Anna smiled fondly, but her heart had stopped, her feet moved haltingly. A mask of self-censure poorly veiled Flora's joy, yet such as it was it was needed. Up from the garden, barely audible to ears straining for it, yet surging through those two minds like a stifling smoke, sounded the tread of the departing horseman.

"Yes," murmured Anna, hoping to drown the footfall, and with a double meaning though with sincere tenderness, "you are stealing now, not meaning to."

"Now?" whispered the other, "how can that be?" though she knew. "Ah, if I could steal now your heart al-so! But I've stolen, I fear, only--your--confidenze!" Between the words she loosed one hand, stooped and lifted the flower. Each tried to press it to the other's bosom, but it was Anna who yielded.

"I'd make you take it," she protested as Flora pinned it on, "if I hadn't thrown it away."

"Dearest," cooed the other, "that would make me a thief ag-ain, and this time guilty."

"Can't I give a castaway rose to whom I please?"

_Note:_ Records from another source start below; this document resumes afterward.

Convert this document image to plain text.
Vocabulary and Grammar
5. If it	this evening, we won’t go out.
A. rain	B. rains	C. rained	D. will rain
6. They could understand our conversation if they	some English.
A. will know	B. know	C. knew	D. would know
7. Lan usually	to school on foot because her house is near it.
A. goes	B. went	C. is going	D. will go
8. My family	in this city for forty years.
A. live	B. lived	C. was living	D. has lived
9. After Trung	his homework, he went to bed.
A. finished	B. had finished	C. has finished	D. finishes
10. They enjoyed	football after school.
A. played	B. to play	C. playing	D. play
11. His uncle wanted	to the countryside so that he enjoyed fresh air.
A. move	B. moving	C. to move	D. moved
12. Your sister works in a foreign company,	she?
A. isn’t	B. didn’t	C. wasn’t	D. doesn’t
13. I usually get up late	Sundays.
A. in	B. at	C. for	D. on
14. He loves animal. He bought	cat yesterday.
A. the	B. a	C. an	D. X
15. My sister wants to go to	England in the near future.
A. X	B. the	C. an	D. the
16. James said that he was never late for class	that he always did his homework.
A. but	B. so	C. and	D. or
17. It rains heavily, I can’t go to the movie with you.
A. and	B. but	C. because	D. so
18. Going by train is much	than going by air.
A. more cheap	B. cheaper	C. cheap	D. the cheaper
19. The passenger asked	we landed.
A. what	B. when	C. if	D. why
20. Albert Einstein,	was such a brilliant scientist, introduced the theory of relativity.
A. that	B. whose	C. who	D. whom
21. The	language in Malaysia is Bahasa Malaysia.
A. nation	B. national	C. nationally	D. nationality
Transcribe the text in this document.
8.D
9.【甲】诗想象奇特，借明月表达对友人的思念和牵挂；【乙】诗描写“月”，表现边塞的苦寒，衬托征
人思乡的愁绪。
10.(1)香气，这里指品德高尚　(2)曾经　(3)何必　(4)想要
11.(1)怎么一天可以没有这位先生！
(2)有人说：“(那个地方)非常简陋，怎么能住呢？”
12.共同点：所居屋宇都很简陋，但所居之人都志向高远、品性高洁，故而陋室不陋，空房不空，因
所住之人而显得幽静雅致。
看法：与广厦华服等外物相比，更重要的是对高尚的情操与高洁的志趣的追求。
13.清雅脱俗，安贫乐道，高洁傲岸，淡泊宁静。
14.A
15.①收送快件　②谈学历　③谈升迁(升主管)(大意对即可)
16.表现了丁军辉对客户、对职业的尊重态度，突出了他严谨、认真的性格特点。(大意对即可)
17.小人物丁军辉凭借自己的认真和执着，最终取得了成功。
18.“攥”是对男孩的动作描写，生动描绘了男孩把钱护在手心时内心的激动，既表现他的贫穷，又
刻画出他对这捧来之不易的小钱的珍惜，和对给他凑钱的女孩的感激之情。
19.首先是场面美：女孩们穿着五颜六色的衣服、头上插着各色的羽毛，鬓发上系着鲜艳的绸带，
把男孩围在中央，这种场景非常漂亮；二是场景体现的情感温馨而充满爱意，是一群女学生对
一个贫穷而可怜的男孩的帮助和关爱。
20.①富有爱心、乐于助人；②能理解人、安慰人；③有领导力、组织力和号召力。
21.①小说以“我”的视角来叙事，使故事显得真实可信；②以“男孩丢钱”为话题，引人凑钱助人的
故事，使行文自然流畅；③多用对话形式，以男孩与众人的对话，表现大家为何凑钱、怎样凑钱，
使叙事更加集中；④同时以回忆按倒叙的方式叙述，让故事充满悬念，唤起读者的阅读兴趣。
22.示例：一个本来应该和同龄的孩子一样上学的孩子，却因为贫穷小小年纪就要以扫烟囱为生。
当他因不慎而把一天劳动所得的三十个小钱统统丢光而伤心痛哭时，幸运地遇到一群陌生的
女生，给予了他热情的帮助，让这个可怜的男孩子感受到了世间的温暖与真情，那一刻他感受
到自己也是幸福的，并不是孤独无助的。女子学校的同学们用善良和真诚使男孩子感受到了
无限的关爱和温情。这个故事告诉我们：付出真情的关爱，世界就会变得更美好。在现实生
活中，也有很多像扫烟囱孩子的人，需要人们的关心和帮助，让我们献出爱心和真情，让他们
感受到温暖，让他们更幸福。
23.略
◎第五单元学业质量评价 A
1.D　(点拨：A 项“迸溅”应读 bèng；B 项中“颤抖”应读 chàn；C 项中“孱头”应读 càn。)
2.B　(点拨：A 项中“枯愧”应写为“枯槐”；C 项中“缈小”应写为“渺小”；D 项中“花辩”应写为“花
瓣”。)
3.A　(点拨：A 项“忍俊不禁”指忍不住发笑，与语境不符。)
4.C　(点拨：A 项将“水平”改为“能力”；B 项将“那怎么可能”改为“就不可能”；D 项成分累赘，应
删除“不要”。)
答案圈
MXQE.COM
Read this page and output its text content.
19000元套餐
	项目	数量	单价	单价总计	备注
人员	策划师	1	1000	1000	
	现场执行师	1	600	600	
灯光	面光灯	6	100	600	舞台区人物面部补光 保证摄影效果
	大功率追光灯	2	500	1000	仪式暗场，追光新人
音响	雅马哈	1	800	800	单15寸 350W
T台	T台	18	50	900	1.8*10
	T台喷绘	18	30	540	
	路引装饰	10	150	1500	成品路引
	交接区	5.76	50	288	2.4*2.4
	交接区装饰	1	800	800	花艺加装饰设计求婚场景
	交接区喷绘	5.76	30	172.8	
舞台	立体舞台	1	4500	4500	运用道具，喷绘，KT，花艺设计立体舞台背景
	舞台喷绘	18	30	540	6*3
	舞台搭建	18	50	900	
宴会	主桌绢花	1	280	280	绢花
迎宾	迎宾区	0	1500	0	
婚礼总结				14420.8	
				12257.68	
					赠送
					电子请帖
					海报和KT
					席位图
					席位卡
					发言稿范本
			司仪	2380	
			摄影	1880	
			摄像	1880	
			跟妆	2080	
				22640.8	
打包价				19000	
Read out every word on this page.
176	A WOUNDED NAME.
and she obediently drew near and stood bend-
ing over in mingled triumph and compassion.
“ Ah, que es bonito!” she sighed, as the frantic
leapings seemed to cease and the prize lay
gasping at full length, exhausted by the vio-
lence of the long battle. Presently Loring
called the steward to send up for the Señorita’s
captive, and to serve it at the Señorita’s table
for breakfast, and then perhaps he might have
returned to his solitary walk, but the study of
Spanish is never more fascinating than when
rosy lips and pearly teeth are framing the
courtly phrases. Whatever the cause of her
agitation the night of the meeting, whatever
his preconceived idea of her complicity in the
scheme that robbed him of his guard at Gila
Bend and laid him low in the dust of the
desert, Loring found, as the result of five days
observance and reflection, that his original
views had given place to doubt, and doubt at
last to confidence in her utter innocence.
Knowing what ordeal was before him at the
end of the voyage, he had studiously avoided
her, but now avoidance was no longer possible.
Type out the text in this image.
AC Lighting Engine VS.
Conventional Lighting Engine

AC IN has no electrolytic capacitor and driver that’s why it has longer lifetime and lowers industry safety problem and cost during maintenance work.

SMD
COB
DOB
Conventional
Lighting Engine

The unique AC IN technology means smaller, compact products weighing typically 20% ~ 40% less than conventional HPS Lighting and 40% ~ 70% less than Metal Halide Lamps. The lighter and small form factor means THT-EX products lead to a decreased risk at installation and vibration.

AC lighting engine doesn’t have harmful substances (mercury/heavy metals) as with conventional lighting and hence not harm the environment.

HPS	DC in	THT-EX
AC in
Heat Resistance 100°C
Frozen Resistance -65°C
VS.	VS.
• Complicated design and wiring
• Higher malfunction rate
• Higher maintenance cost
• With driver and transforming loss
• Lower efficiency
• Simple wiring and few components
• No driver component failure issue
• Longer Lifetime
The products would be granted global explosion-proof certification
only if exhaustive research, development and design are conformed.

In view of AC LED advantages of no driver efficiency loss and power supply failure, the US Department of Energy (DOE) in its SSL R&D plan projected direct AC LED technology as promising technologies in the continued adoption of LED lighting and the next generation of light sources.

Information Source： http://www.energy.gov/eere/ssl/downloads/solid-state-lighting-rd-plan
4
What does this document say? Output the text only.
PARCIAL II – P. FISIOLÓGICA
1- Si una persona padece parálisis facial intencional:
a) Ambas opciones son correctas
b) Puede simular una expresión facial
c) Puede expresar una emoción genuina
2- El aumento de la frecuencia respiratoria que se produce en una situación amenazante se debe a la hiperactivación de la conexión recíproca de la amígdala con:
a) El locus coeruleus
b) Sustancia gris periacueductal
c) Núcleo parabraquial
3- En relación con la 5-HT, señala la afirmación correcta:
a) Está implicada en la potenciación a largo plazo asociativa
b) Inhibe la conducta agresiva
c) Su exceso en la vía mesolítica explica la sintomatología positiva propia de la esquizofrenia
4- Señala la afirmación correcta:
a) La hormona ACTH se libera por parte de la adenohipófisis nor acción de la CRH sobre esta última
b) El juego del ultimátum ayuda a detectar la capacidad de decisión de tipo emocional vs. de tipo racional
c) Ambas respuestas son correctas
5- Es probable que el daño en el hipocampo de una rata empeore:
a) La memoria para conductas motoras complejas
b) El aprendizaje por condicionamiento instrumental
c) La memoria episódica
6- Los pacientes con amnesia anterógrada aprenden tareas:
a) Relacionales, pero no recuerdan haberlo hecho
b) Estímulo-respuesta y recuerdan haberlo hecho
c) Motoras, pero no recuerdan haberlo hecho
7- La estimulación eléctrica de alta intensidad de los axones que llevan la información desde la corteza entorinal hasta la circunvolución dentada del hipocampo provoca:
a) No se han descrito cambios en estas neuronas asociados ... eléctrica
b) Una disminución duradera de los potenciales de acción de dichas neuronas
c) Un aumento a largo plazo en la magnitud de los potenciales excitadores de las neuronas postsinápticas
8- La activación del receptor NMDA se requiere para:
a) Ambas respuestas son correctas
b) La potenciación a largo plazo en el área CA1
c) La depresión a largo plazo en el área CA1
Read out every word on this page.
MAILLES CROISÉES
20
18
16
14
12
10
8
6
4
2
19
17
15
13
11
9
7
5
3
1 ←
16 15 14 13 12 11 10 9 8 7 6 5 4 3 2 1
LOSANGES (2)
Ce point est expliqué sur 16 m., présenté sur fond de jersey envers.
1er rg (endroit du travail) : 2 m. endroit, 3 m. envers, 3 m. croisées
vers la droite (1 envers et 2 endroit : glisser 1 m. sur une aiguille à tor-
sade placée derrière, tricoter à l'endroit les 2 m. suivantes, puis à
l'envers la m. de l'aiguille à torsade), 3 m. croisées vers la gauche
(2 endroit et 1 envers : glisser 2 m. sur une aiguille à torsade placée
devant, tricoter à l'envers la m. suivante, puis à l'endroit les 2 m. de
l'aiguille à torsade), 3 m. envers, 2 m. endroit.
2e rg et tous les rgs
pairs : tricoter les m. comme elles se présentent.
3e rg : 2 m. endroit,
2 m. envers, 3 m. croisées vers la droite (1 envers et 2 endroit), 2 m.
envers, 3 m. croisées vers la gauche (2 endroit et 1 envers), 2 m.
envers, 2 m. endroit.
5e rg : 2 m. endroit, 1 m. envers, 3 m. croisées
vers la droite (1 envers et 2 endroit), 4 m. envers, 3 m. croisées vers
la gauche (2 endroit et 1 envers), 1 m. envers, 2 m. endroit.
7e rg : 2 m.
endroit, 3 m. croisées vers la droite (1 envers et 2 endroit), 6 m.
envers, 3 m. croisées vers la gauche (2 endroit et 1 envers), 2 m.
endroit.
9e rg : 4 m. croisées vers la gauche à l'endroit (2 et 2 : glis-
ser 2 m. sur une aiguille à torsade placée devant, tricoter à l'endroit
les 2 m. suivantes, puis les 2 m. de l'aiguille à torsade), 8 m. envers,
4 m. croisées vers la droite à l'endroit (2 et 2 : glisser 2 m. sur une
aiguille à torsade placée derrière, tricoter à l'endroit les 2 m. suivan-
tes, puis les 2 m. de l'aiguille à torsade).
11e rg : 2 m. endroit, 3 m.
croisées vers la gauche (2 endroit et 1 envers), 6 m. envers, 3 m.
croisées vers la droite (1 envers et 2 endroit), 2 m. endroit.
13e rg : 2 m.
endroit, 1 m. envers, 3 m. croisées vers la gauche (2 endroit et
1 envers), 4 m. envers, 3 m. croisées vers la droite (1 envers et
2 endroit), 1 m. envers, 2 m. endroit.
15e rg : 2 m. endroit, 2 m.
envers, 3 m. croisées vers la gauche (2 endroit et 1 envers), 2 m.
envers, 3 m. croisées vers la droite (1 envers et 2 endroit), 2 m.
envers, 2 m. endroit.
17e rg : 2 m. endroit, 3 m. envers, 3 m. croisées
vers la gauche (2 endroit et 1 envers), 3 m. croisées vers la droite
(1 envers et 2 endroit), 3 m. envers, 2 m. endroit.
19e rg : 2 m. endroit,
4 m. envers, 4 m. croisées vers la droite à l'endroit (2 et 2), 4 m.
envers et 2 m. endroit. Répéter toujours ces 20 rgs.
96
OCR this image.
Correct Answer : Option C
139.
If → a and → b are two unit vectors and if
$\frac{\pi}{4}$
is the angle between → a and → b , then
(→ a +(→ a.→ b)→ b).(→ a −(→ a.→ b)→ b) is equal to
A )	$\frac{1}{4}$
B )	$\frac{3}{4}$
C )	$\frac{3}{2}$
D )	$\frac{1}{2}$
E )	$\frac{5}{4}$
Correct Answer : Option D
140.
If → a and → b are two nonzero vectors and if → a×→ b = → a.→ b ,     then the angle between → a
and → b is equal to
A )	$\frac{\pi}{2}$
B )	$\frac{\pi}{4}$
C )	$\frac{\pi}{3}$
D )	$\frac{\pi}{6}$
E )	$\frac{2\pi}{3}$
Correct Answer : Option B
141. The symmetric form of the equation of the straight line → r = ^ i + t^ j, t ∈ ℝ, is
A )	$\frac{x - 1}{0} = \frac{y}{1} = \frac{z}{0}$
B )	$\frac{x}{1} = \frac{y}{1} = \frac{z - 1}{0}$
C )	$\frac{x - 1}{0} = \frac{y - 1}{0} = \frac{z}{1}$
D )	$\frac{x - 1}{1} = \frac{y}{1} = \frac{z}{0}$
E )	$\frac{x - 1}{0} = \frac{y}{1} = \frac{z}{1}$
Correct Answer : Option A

"Not this one. Ah, sweet, a thousand thousand pardon!"--the speaker bent to her hearer's ear--"I saw you when you kiss' it--and before."

Anna's face went into her hands, and face and hands to Flora's shoulder; but in the next breath she clutched the shoulder and threw up her head, while the far strain of a bugle faintly called, "Head of column to the right."

The cadence died. "Flora! your dream is true and that's the battery! It's going, Flora. It's gone! Your brother's gone! Your brother, Flora, your brother! Charlie! he's gone." So crying Anna sprang to the window and with unconscious ease threw it up.

The pair stood in it. With a bound like the girl's own, clear day had come. Palely the river purpled and silvered. No sound was anywhere, no human sign on vacant camp ground, levee, or highroad. "Ah!"--Flora made a well pretended gesture of discovery and distress--"'tis true! That bugl' muz' have meant us good-by."